Claudie Haigneré, vous êtes, cette année, la marraine de la TRANSAT CAFÉ L’OR Le Havre Normandie. Pourquoi avoir rejoint cette aventure ?
Claudie Haigneré : Vous savez, je suis née en Bourgogne, j’ai plutôt les pieds sur terre qu'en mer. Cependant, j’ai eu la chance d’assister à des départs de course au large, et à chaque fois, l’excitation procurée par ces moments intenses était partagée par tous ceux qui restent à quai, solidaires de cette aventure magnifique.
Ce qui m’a d’abord plu dans la TRANSAT CAFÉ L’OR, ce sont ces navigateurs, explorateurs des limites, qui les repoussent et les dépassent. C’est une histoire individuelle ou en équipage dans une alchimie collective, proche de notre préparation d’astronaute. Ensuite, nous partageons cette prise de conscience de notre connexion à un environnement qui nous dépasse, magnifique, fragile, parfois hostile, la nature, la planète et ses océans, l’espace. Et le troisième aspect qui m’a convaincue, c’est le village qui va accueillir la course. Pendant une semaine, les activités éducatives, les rencontres et les conférences, qui se tiendront au Havre, vont permettre de donner envie de comprendre, de se questionner et de stimuler notre capacité de curiosité et d’émerveillement pour vivre pleinement la TRANSAT CAFÉ L’OR.
Vous l’avez dit, avec l’organisation de la TRANSAT CAFÉ L’OR, vous avez toutes les deux un attachement commun pour la planète. A-t-on une vision différente sur notre environnement et nos écosystèmes depuis l'espace ?
CL : Le regard depuis l’orbite sur la terre (que ce soit celui des satellites ou l’œil de l’astronaute) pourrait se comparer à celui d’un ange gardien sensible et vigilant. On admire sa beauté mais aussi sa fragilité, sa vulnérabilité à travers le hublot : la si mince couche protectrice de l’atmosphère permettant la vie, les tempêtes de sable, les cyclones, les éruptions volcaniques, les méga-feux. Certes, on fait le tour de la planète en 90 min, parce qu'on est à 28 000 km/h, donc on va un petit peu plus vite que les marins. Mais on a le temps de penser que notre Terre est comme un vaisseau spatial qui transporte notre humanité, dans son voyage dans le système solaire. On prend conscience de la finitude de la planète et de notre responsabilité en tant qu'équipage de ce vaisseau, de la préserver.
Nous avons une magnifique planète : la Terre, j’en étais déjà consciente au sol et encore plus convaincue en orbite.

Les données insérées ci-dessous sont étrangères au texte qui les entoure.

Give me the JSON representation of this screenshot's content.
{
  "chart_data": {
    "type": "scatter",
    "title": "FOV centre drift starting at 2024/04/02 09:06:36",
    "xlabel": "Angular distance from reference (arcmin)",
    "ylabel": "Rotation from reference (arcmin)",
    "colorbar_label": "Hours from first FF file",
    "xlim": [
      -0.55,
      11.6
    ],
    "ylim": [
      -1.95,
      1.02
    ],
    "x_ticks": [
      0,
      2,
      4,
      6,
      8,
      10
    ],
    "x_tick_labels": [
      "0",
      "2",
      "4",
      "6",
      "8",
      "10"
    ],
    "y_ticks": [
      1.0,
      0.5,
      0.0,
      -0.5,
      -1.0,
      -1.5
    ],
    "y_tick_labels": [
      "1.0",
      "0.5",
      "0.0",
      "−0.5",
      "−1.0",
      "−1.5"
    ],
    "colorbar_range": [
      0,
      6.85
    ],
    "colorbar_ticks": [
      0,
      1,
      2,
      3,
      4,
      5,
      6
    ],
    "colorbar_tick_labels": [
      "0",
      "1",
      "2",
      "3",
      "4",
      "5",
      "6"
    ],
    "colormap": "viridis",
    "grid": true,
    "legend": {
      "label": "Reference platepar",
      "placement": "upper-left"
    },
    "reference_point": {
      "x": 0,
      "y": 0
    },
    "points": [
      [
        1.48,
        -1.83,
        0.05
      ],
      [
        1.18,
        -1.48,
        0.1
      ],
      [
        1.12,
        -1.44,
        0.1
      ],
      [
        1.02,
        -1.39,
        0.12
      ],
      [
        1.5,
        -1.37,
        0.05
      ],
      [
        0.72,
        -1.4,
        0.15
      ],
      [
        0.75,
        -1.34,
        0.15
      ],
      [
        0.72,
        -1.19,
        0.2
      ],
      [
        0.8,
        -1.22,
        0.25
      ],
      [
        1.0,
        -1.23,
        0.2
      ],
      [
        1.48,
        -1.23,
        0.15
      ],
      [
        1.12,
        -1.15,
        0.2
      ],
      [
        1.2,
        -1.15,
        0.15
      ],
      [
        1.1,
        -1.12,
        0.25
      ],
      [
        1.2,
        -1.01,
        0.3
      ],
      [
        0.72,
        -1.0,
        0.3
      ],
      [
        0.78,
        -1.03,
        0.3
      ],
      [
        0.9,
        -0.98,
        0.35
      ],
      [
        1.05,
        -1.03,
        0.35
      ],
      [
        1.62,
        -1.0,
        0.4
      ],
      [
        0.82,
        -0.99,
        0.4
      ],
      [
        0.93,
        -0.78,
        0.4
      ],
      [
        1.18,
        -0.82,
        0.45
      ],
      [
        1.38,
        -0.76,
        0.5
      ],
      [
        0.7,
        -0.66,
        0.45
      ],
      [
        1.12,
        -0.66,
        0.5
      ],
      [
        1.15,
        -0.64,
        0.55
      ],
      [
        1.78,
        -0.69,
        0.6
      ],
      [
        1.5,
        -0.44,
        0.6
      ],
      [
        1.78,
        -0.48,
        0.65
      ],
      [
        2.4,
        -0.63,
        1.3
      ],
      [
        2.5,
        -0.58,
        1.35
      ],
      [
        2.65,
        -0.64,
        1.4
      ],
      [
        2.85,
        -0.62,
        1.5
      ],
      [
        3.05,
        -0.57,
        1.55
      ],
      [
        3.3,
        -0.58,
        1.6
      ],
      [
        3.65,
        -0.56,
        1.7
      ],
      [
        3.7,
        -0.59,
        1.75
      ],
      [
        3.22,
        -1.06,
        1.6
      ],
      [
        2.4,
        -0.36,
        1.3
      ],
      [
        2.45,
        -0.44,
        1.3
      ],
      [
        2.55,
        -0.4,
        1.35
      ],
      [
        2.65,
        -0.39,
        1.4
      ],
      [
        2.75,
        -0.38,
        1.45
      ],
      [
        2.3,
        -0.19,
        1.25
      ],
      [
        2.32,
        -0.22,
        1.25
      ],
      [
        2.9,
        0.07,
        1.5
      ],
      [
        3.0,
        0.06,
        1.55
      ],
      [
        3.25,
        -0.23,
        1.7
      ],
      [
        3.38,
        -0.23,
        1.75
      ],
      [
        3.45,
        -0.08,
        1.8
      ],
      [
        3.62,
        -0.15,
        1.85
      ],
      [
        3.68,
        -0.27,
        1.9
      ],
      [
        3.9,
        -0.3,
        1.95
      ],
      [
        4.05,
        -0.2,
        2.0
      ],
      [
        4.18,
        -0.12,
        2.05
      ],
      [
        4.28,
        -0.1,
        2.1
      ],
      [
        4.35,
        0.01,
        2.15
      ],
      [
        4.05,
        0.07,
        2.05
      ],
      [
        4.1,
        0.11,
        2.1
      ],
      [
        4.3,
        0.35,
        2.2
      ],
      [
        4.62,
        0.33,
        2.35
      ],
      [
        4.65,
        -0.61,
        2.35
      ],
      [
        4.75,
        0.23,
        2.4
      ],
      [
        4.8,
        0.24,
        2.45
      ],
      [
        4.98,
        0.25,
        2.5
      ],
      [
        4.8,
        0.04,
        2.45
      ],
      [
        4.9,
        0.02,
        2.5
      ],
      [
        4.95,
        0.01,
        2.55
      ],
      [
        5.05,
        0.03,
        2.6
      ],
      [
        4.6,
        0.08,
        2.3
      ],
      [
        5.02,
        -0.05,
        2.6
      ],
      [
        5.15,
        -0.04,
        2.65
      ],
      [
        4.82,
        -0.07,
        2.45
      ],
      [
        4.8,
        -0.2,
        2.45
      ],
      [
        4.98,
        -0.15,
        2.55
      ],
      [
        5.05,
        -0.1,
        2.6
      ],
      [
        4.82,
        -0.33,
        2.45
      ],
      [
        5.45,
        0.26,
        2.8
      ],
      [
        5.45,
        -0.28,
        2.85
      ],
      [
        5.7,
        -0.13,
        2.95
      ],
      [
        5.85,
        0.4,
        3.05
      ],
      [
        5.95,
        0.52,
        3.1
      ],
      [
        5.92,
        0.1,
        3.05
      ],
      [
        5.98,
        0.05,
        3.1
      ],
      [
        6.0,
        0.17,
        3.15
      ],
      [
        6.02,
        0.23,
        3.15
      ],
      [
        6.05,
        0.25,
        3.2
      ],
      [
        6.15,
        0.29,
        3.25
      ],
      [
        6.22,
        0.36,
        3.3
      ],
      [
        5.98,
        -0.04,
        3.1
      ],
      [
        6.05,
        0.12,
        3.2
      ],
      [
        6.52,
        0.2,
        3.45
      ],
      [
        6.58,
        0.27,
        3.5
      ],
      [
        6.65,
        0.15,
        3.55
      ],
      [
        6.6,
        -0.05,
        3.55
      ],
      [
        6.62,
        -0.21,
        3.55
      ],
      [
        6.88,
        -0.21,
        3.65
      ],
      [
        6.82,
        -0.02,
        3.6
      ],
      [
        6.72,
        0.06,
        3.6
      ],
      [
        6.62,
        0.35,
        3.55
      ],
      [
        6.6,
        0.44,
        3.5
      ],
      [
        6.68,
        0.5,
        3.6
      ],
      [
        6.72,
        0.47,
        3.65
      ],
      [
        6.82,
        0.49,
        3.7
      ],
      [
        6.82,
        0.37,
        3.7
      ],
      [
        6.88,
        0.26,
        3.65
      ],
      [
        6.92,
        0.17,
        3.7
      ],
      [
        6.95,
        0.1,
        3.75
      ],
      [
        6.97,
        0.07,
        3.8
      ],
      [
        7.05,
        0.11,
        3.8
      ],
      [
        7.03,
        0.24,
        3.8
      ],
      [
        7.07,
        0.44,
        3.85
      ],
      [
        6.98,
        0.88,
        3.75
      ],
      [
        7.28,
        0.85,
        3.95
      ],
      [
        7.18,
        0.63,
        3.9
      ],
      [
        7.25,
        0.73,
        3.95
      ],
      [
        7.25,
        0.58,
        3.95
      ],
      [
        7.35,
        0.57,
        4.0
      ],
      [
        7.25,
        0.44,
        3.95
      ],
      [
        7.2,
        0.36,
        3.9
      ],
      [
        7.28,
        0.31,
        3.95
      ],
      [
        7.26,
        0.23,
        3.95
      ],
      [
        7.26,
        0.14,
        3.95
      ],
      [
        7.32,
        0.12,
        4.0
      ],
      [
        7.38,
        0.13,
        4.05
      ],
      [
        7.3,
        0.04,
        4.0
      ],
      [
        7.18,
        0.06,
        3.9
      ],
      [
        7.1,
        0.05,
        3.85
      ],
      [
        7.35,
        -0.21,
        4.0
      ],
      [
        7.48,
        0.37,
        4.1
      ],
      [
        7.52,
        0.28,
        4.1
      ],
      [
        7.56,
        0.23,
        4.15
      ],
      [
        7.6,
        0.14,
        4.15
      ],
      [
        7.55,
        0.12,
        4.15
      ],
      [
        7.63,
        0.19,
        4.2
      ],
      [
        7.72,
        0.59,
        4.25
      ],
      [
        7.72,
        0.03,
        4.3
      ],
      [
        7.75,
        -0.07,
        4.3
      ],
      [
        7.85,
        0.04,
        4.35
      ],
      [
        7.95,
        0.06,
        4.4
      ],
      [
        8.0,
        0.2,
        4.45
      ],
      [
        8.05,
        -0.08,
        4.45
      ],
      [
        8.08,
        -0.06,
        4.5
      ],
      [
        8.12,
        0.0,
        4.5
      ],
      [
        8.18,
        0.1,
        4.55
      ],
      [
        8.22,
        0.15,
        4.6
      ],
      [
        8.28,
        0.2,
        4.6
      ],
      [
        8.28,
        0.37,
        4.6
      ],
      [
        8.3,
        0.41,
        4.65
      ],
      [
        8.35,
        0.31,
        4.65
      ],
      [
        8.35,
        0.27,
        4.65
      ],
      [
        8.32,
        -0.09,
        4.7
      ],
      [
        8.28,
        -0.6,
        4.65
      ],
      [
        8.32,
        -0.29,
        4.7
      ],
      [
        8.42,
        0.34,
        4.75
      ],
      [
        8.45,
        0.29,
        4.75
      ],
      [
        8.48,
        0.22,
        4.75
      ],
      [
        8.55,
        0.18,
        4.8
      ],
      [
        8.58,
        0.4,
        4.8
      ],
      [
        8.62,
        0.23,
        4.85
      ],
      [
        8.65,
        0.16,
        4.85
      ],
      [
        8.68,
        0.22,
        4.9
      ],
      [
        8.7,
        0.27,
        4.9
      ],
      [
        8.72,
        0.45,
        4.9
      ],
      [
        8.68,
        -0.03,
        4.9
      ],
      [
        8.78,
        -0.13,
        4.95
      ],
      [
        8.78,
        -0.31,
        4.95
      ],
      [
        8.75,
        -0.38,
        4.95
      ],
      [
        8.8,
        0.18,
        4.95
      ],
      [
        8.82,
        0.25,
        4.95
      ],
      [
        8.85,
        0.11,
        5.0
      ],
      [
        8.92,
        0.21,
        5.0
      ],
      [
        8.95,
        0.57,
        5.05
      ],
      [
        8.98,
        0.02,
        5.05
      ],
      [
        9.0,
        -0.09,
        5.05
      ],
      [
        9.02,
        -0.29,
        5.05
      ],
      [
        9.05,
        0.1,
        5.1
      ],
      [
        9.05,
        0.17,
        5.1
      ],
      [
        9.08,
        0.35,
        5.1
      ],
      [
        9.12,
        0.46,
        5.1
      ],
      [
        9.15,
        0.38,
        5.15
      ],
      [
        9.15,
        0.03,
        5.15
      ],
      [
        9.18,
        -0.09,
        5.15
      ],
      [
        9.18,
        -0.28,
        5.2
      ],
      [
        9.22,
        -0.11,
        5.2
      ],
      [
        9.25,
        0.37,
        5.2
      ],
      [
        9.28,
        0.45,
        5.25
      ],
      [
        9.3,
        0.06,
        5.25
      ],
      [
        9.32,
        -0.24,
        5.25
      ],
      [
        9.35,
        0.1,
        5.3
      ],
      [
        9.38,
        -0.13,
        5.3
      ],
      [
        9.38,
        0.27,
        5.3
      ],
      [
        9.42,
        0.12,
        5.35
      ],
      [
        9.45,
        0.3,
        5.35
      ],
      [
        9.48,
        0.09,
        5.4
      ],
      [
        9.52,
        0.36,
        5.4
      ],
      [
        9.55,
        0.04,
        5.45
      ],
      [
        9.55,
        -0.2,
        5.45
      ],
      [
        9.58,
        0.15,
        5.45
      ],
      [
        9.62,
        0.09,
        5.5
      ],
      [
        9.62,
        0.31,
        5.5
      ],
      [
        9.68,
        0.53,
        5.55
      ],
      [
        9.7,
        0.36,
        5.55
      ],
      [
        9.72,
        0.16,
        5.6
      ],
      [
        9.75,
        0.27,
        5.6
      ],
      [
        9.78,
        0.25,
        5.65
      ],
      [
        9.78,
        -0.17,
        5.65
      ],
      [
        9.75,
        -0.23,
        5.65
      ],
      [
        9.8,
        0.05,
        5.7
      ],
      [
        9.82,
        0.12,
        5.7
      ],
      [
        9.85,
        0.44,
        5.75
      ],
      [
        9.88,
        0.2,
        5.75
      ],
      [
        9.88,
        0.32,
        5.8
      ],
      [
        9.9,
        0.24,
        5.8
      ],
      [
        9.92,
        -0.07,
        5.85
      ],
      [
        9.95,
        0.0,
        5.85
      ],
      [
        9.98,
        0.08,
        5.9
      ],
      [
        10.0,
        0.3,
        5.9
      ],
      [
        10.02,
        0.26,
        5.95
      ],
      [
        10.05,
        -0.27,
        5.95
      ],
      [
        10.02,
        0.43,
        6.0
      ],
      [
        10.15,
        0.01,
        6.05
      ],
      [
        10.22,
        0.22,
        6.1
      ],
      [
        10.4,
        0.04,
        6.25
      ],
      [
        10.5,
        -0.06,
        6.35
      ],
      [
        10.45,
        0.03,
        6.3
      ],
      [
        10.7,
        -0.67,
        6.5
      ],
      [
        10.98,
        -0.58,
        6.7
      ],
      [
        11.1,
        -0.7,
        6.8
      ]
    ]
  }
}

Le propos n'est pas de quitter A pour aller chercher une planète B où s’installer. Nous ne sommes pas là pour renoncer et fuir, mais pour préserver ce bien commun de notre humanité et comprendre notre chance exceptionnelle d’y séjourner.
Je suis heureuse de voir que pour la TRANSAT CAFÉ L’OR, cette thématique de responsabilité environnementale est mise en avant. C'est important que la prise de conscience de notre responsabilité ne se fasse pas obligatoirement par des règlements ou des discours politiques, mais qu’elle puisse être aussi une expérience sensible pour chacun. Quand on en parle depuis l'espace, quand on en parle depuis la mer, quand on en parle en témoignant de l'aventure humaine, avec nos émotions, notre regard, nos mots, je trouve que nous avons un impact bien plus important.